In Los Angeles, a third of high school students weren’t logging onto the city’s online learning platform in April. Affluent Fairfax County spent a month readying a platform, only to shut it down twice amid a tsunami of problems.
The nonprofit testing company NWEA predicts that between the closing of schools in mid-March and their reopening in the fall, the average student is going to lose roughly half of what they were expected to learn in math during the 2019-2020 school year and close to a third of what they would have learned in reading.
To catch students up, schools will need to get a handle on exactly how far students have fallen behind, and that means testing.
Education Secretary Betsy DeVos rightly waived this spring’s federally mandated statewide standardized testing, the first nationwide break in state testing in half a century. In response, some accountability advocates are calling on states to administer the 2020 tests this fall. That’s a bad idea.
Weeks-long batteries of standardized tests used primarily to rate schools aren’t the way to welcome students — and teachers — back from difficult quarantine experiences. Moreover, state tests take too long to score to give schools the information they need.
Instead, when schools reopen educators should turn to diagnostic measures of reading and math proficiency to help teachers identify individual students’ needs and gauge where to pick up instruction. These early-year assessments would be best kept short (30 minutes), connected closely to schools’ curriculum and eased into the school day one subject at a time.
This kind of testing will be particularly valuable in targeting support for low-income students, whose lack of wifi access and other distance-learning supports are likely to expand already wide achievement gaps.
In the spring, states should restart their annual assessments mandated by the federal Every Student Succeeds Act — but not count the results for schools or teachers. There’s a big political risk in restarting school accountability too quickly. Opponents of standardized testing — led by accountability-averse teachers’ unions and their progressive allies on the left, and conservatives opposed to what they consider an inappropriate federal role in testing on the right — have been waging a half-decade-long campaign to roll back state testing systems.

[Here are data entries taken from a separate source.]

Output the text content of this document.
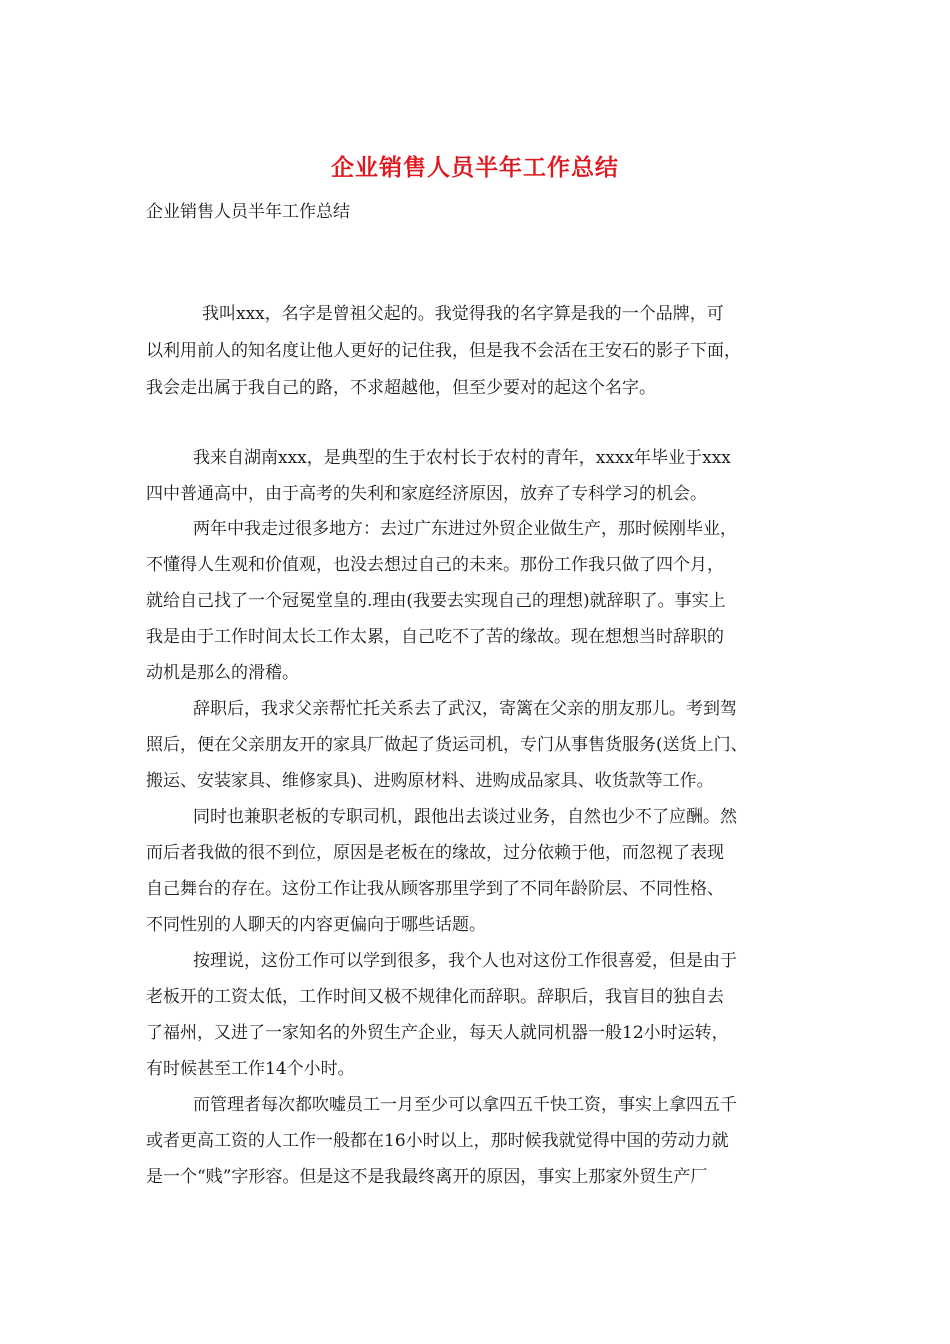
企业销售人员半年工作总结
企业销售人员半年工作总结
我叫xxx，名字是曾祖父起的。我觉得我的名字算是我的一个品牌，可
以利用前人的知名度让他人更好的记住我，但是我不会活在王安石的影子下面，
我会走出属于我自己的路，不求超越他，但至少要对的起这个名字。
我来自湖南xxx，是典型的生于农村长于农村的青年，xxxx年毕业于xxx
四中普通高中，由于高考的失利和家庭经济原因，放弃了专科学习的机会。
两年中我走过很多地方：去过广东进过外贸企业做生产，那时候刚毕业，
不懂得人生观和价值观，也没去想过自己的未来。那份工作我只做了四个月，
就给自己找了一个冠冕堂皇的.理由(我要去实现自己的理想)就辞职了。事实上
我是由于工作时间太长工作太累，自己吃不了苦的缘故。现在想想当时辞职的
动机是那么的滑稽。
辞职后，我求父亲帮忙托关系去了武汉，寄篱在父亲的朋友那儿。考到驾
照后，便在父亲朋友开的家具厂做起了货运司机，专门从事售货服务(送货上门、
搬运、安装家具、维修家具)、进购原材料、进购成品家具、收货款等工作。
同时也兼职老板的专职司机，跟他出去谈过业务，自然也少不了应酬。然
而后者我做的很不到位，原因是老板在的缘故，过分依赖于他，而忽视了表现
自己舞台的存在。这份工作让我从顾客那里学到了不同年龄阶层、不同性格、
不同性别的人聊天的内容更偏向于哪些话题。
按理说，这份工作可以学到很多，我个人也对这份工作很喜爱，但是由于
老板开的工资太低，工作时间又极不规律化而辞职。辞职后，我盲目的独自去
了福州，又进了一家知名的外贸生产企业，每天人就同机器一般12小时运转，
有时候甚至工作14个小时。
而管理者每次都吹嘘员工一月至少可以拿四五千快工资，事实上拿四五千
或者更高工资的人工作一般都在16小时以上，那时候我就觉得中国的劳动力就
是一个“贱”字形容。但是这不是我最终离开的原因，事实上那家外贸生产厂
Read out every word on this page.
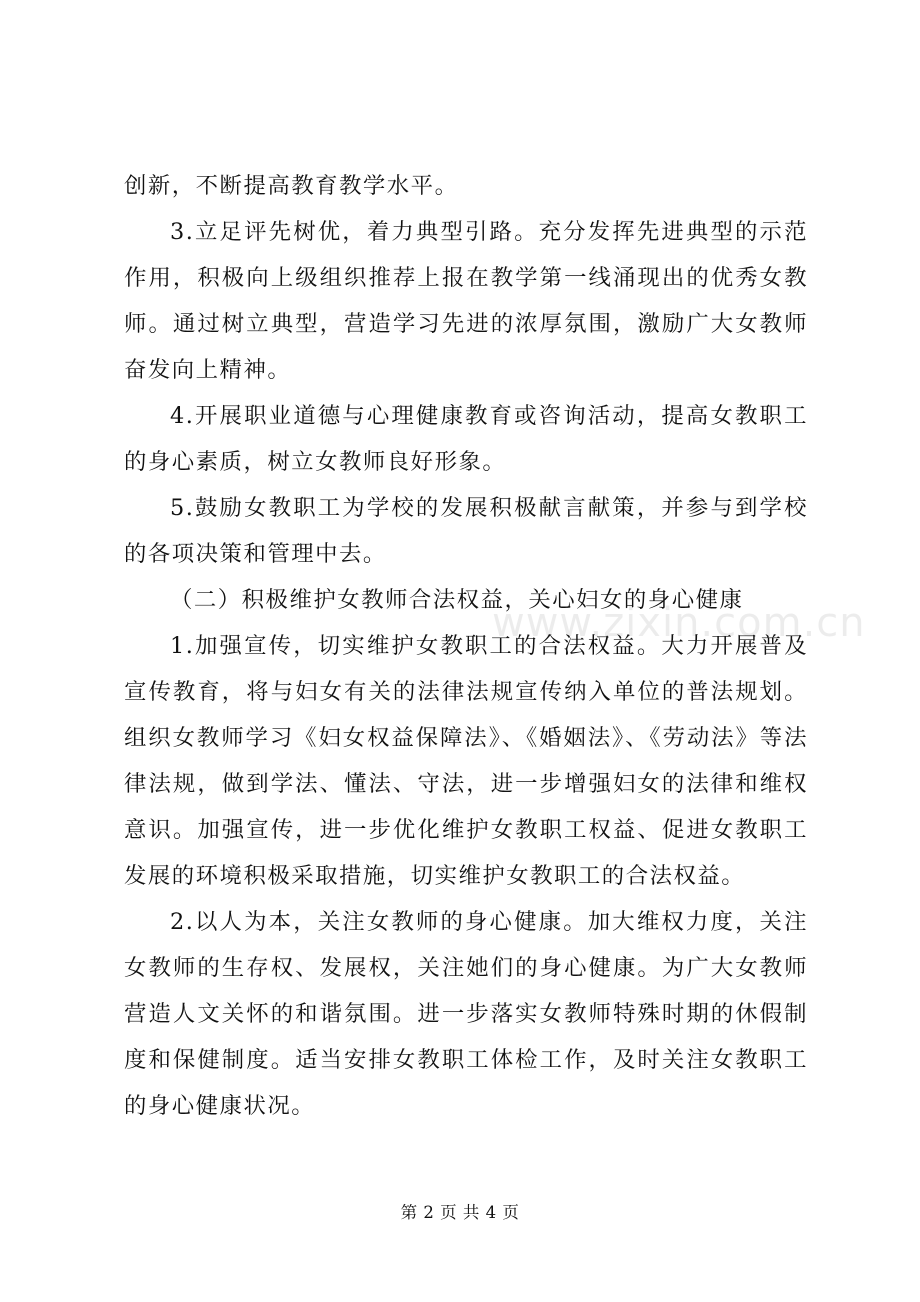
创新，不断提高教育教学水平。

3.立足评先树优，着力典型引路。充分发挥先进典型的示范作用，积极向上级组织推荐上报在教学第一线涌现出的优秀女教师。通过树立典型，营造学习先进的浓厚氛围，激励广大女教师奋发向上精神。

4.开展职业道德与心理健康教育或咨询活动，提高女教职工的身心素质，树立女教师良好形象。

5.鼓励女教职工为学校的发展积极献言献策，并参与到学校的各项决策和管理中去。

（二）积极维护女教师合法权益，关心妇女的身心健康

1.加强宣传，切实维护女教职工的合法权益。大力开展普及宣传教育，将与妇女有关的法律法规宣传纳入单位的普法规划。组织女教师学习《妇女权益保障法》、《婚姻法》、《劳动法》等法律法规，做到学法、懂法、守法，进一步增强妇女的法律和维权意识。加强宣传，进一步优化维护女教职工权益、促进女教职工发展的环境积极采取措施，切实维护女教职工的合法权益。

2.以人为本，关注女教师的身心健康。加大维权力度，关注女教师的生存权、发展权，关注她们的身心健康。为广大女教师营造人文关怀的和谐氛围。进一步落实女教师特殊时期的休假制度和保健制度。适当安排女教职工体检工作，及时关注女教职工的身心健康状况。

www.zixin.com.cn
第 2 页 共 4 页
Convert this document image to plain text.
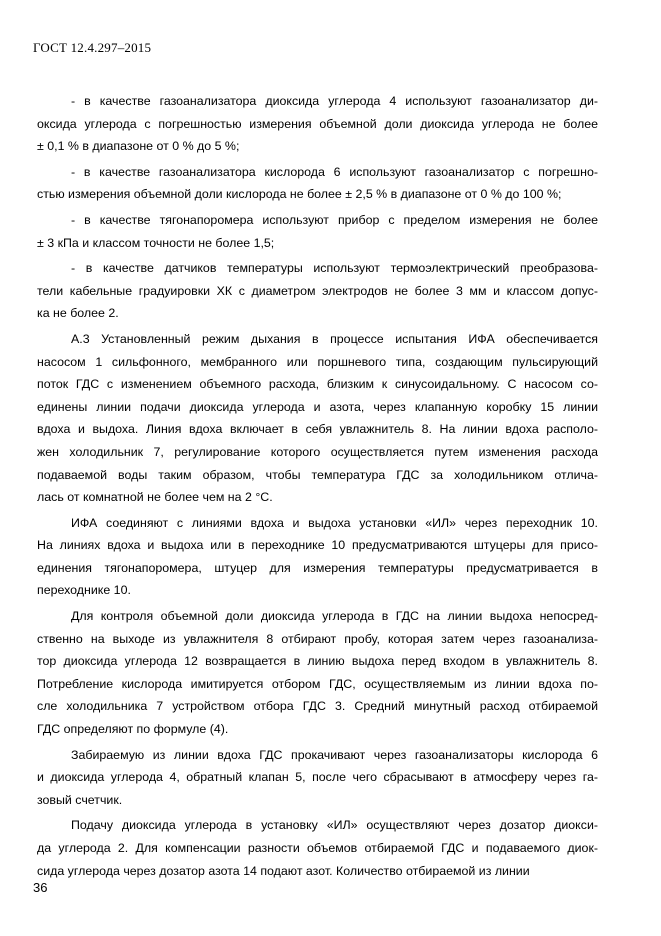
ГОСТ 12.4.297–2015
- в качестве газоанализатора диоксида углерода 4 используют газоанализатор ди-
оксида углерода с погрешностью измерения объемной доли диоксида углерода не более
± 0,1 % в диапазоне от 0 % до 5 %;
- в качестве газоанализатора кислорода 6 используют газоанализатор с погрешно-
стью измерения объемной доли кислорода не более ± 2,5 % в диапазоне от 0 % до 100 %;
- в качестве тягонапоромера используют прибор с пределом измерения не более
± 3 кПа и классом точности не более 1,5;
- в качестве датчиков температуры используют термоэлектрический преобразова-
тели кабельные градуировки ХК с диаметром электродов не более 3 мм и классом допус-
ка не более 2.
А.3 Установленный режим дыхания в процессе испытания ИФА обеспечивается
насосом 1 сильфонного, мембранного или поршневого типа, создающим пульсирующий
поток ГДС с изменением объемного расхода, близким к синусоидальному. С насосом со-
единены линии подачи диоксида углерода и азота, через клапанную коробку 15 линии
вдоха и выдоха. Линия вдоха включает в себя увлажнитель 8. На линии вдоха располо-
жен холодильник 7, регулирование которого осуществляется путем изменения расхода
подаваемой воды таким образом, чтобы температура ГДС за холодильником отлича-
лась от комнатной не более чем на 2 °С.
ИФА соединяют с линиями вдоха и выдоха установки «ИЛ» через переходник 10.
На линиях вдоха и выдоха или в переходнике 10 предусматриваются штуцеры для присо-
единения тягонапоромера, штуцер для измерения температуры предусматривается в
переходнике 10.
Для контроля объемной доли диоксида углерода в ГДС на линии выдоха непосред-
ственно на выходе из увлажнителя 8 отбирают пробу, которая затем через газоанализа-
тор диоксида углерода 12 возвращается в линию выдоха перед входом в увлажнитель 8.
Потребление кислорода имитируется отбором ГДС, осуществляемым из линии вдоха по-
сле холодильника 7 устройством отбора ГДС 3. Средний минутный расход отбираемой
ГДС определяют по формуле (4).
Забираемую из линии вдоха ГДС прокачивают через газоанализаторы кислорода 6
и диоксида углерода 4, обратный клапан 5, после чего сбрасывают в атмосферу через га-
зовый счетчик.
Подачу диоксида углерода в установку «ИЛ» осуществляют через дозатор диокси-
да углерода 2. Для компенсации разности объемов отбираемой ГДС и подаваемого диок-
сида углерода через дозатор азота 14 подают азот. Количество отбираемой из линии
36
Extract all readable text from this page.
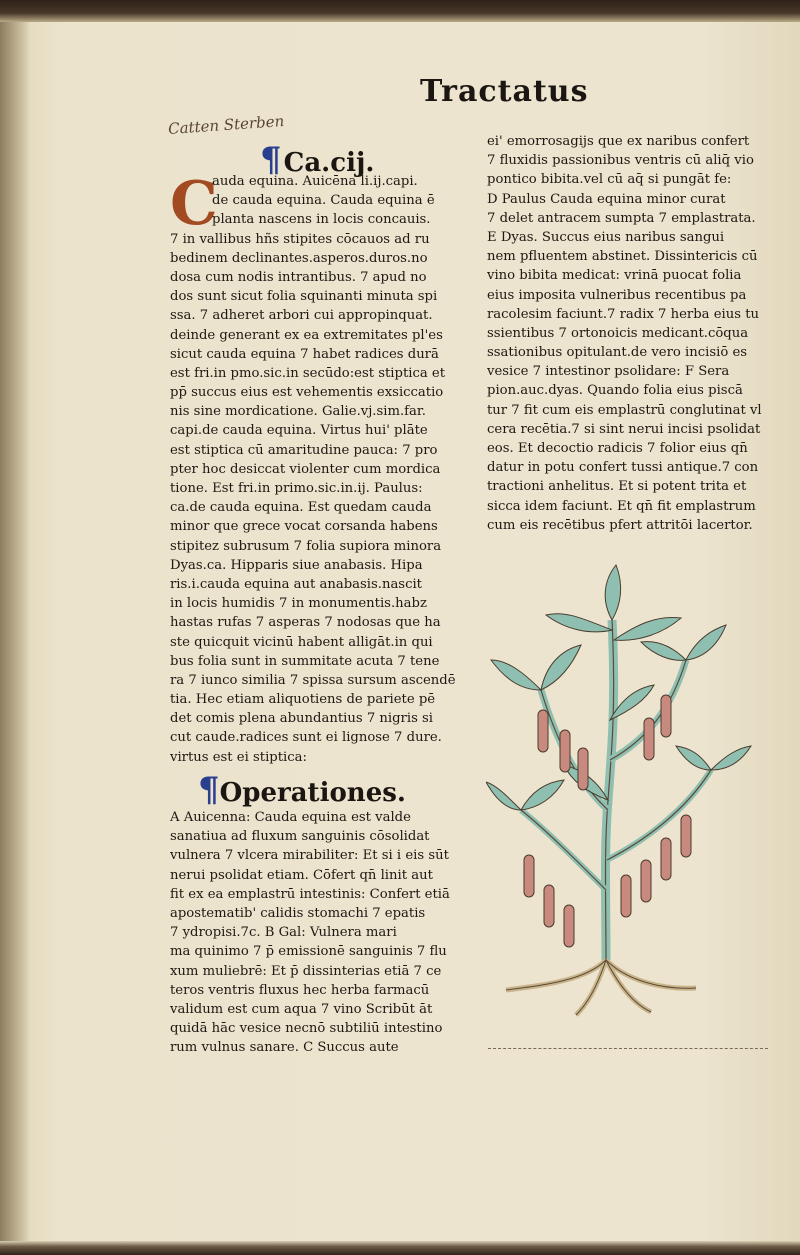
Tractatus
Catten Sterben
¶Ca.cij.
C
auda equina. Auicēna li.ij.capi.
de cauda equina. Cauda equina ē
planta nascens in locis concauis.
7 in vallibus hñs stipites cōcauos ad ru
bedinem declinantes.asperos.duros.no
dosa cum nodis intrantibus. 7 apud no
dos sunt sicut folia squinanti minuta spi
ssa. 7 adheret arbori cui appropinquat.
deinde generant ex ea extremitates pl'es
sicut cauda equina 7 habet radices durā
est fri.in pmo.sic.in secūdo:est stiptica et
pp̄ succus eius est vehementis exsiccatio
nis sine mordicatione. Galie.vj.sim.far.
capi.de cauda equina. Virtus hui' plāte
est stiptica cū amaritudine pauca: 7 pro
pter hoc desiccat violenter cum mordica
tione. Est fri.in primo.sic.in.ij. Paulus:
ca.de cauda equina. Est quedam cauda
minor que grece vocat corsanda habens
stipitez subrusum 7 folia supiora minora
Dyas.ca. Hipparis siue anabasis. Hipa
ris.i.cauda equina aut anabasis.nascit
in locis humidis 7 in monumentis.habz
hastas rufas 7 asperas 7 nodosas que ha
ste quicquit vicinū habent alligāt.in qui
bus folia sunt in summitate acuta 7 tene
ra 7 iunco similia 7 spissa sursum ascendē
tia. Hec etiam aliquotiens de pariete pē
det comis plena abundantius 7 nigris si
cut caude.radices sunt ei lignose 7 dure.
virtus est ei stiptica:
¶Operationes.
A Auicenna: Cauda equina est valde
sanatiua ad fluxum sanguinis cōsolidat
vulnera 7 vlcera mirabiliter: Et si i eis sūt
nerui psolidat etiam. Cōfert qn̄ linit aut
fit ex ea emplastrū intestinis: Confert etiā
apostematib' calidis stomachi 7 epatis
7 ydropisi.7c. B Gal: Vulnera mari
ma quinimo 7 p̄ emissionē sanguinis 7 flu
xum muliebrē: Et p̄ dissinterias etiā 7 ce
teros ventris fluxus hec herba farmacū
validum est cum aqua 7 vino Scribūt āt
quidā hāc vesice necnō subtiliū intestino
rum vulnus sanare. C Succus aute
ei' emorrosagijs que ex naribus confert
7 fluxidis passionibus ventris cū aliq̄ vio
pontico bibita.vel cū aq̄ si pungāt fe:
D Paulus Cauda equina minor curat
7 delet antracem sumpta 7 emplastrata.
E Dyas. Succus eius naribus sangui
nem pfluentem abstinet. Dissintericis cū
vino bibita medicat: vrinā puocat folia
eius imposita vulneribus recentibus pa
racolesim faciunt.7 radix 7 herba eius tu
ssientibus 7 ortonoicis medicant.cōqua
ssationibus opitulant.de vero incisiō es
vesice 7 intestinor psolidare: F Sera
pion.auc.dyas. Quando folia eius piscā
tur 7 fit cum eis emplastrū conglutinat vl
cera recētia.7 si sint nerui incisi psolidat
eos. Et decoctio radicis 7 folior eius qn̄
datur in potu confert tussi antique.7 con
tractioni anhelitus. Et si potent trita et
sicca idem faciunt. Et qn̄ fit emplastrum
cum eis recētibus pfert attritōi lacertor.
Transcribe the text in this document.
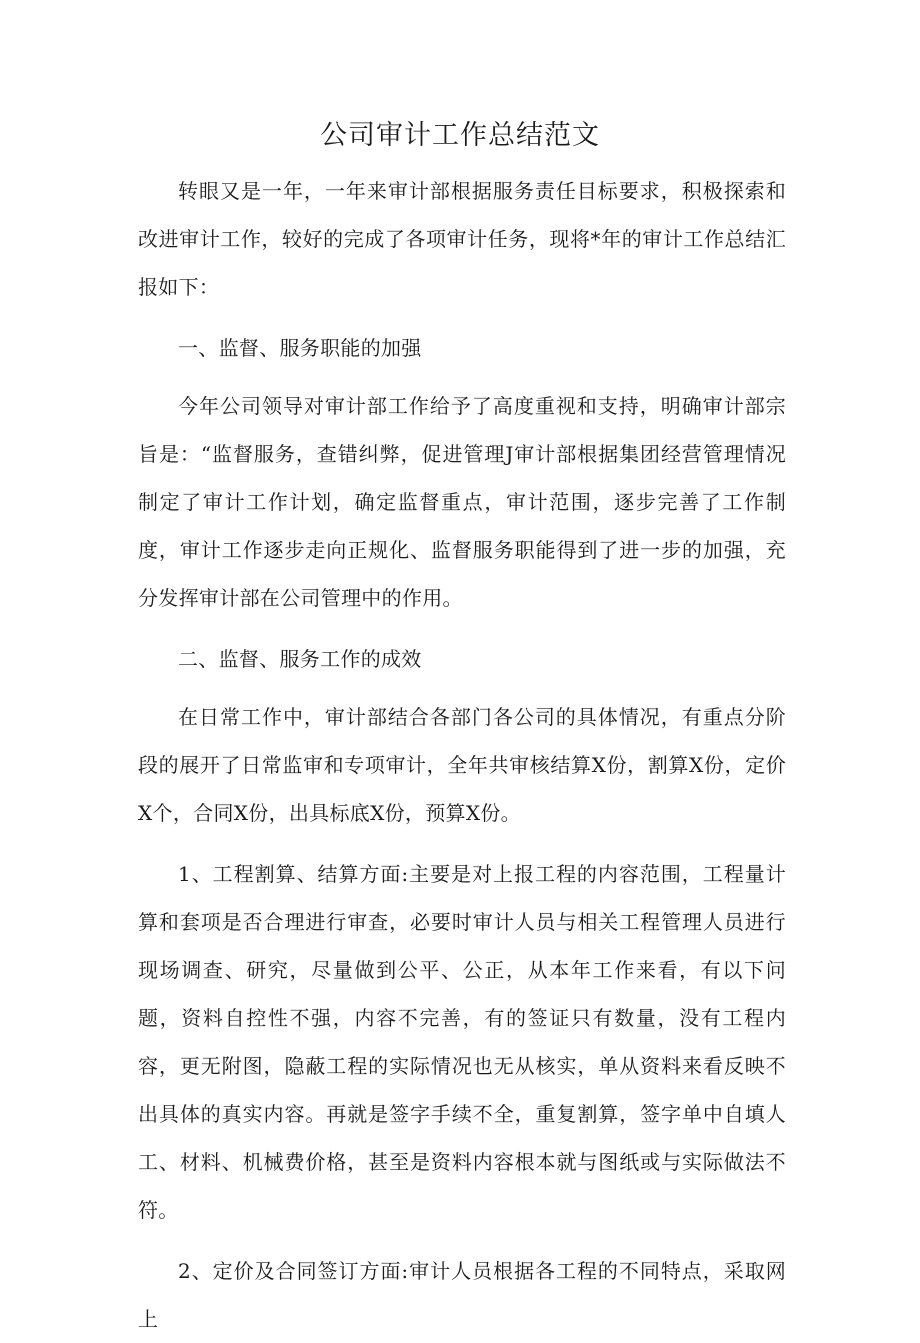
公司审计工作总结范文

转眼又是一年，一年来审计部根据服务责任目标要求，积极探索和改进审计工作，较好的完成了各项审计任务，现将*年的审计工作总结汇报如下：

一、监督、服务职能的加强

今年公司领导对审计部工作给予了高度重视和支持，明确审计部宗旨是：“监督服务，查错纠弊，促进管理J审计部根据集团经营管理情况制定了审计工作计划，确定监督重点，审计范围，逐步完善了工作制度，审计工作逐步走向正规化、监督服务职能得到了进一步的加强，充分发挥审计部在公司管理中的作用。

二、监督、服务工作的成效

在日常工作中，审计部结合各部门各公司的具体情况，有重点分阶段的展开了日常监审和专项审计，全年共审核结算X份，割算X份，定价X个，合同X份，出具标底X份，预算X份。

1、工程割算、结算方面:主要是对上报工程的内容范围，工程量计算和套项是否合理进行审查，必要时审计人员与相关工程管理人员进行现场调查、研究，尽量做到公平、公正，从本年工作来看，有以下问题，资料自控性不强，内容不完善，有的签证只有数量，没有工程内容，更无附图，隐蔽工程的实际情况也无从核实，单从资料来看反映不出具体的真实内容。再就是签字手续不全，重复割算，签字单中自填人工、材料、机械费价格，甚至是资料内容根本就与图纸或与实际做法不符。

2、定价及合同签订方面:审计人员根据各工程的不同特点，采取网上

A recent FutureEd analysis found that lawmakers in 26 states introduced legislation to reduce standardized testing between 2014 and 2019 in response to the pressure campaign, and many state boards of education and state education agencies cut testing.
Testing critics are eyeing the coronavirus crisis as an opportunity to leverage more cuts — including, eventually, the elimination of the federal testing mandate. “Onward to cancelling MCAS PERMANENTLY,” the president of the Massachusetts Teachers Association wrote recently on Facebook after the suspension of the Massachusetts testing regime.
Policymakers should resist these pressures. Just as widespread coronavirus testing will guide our return to normal life, state testing systems have a valuable role to play in helping leaders map education strategy, track progress and back the nation’s neediest students. But attaching stakes to test results too quickly would play into the hands of accountability opponents at a time when we need smart testing more than ever.
Thomas Toch is the director of FutureEd.